In order to use VirtualBox, you'll have to instal the kernel modules, and I don't know if that's possible.
It is very possible to run virtual box inside tails. I wouldn't recommend it, I could find no way to make it persistent which meant having to set it up fresh every time which was a real pain. In the end I was stopped due to firewall restrictions in tails which I lack the knowledge to play with and not break them. The set up is also quite long, fairly complex and less entertaining than watching sfill -v filling any drive over 128mb.
A possible alternative is using something like lubuntu as a live USB, with virtual box installed there and the whonix files in a hidden volume. You need a big usb/microsd for that though.
I don't think there is a way to run Qubes on virtual box or anything. For traces, I believe release 2 can run windows vms so I guess you could run true crypt in there with your pgp keys etc in there and scrap it after each session on SR and the like? It appears I have some serious reading on Xen to do before I actually do anything unsavory.
-
I have a 64GB USB 3 so space really shouldn't be too much of an issue. I like lubuntu idea. Now the hidden volume can that even be picked up w/o a password?
-
64GB is plenty for lubunut plus virtual box plus a hidden whonix.

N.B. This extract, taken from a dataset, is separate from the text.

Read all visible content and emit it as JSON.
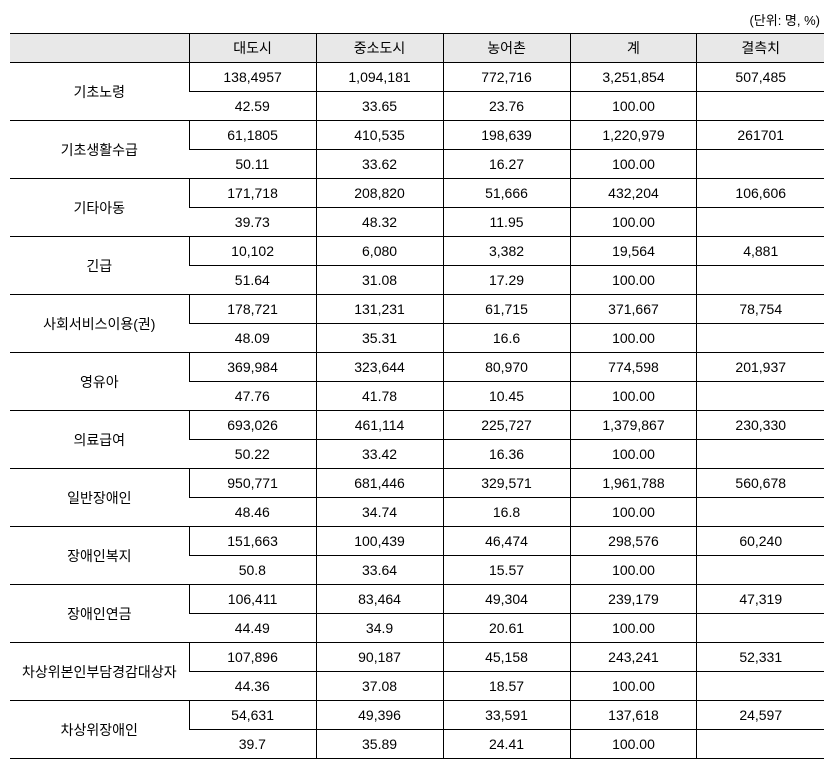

I'm not sure what you mean by "Now the hidden volume can that even be picked up w/o a password?". No matter how I parse it I can't make sense of it. Sorry. please rephrase and try again and I will hopefully be able to help.
-
I have a 64GB USB 3 so space really shouldn't be too much of an issue. I like lubuntu idea. Now the hidden volume can that even be picked up w/o a password?
Theoretically no, practically probably.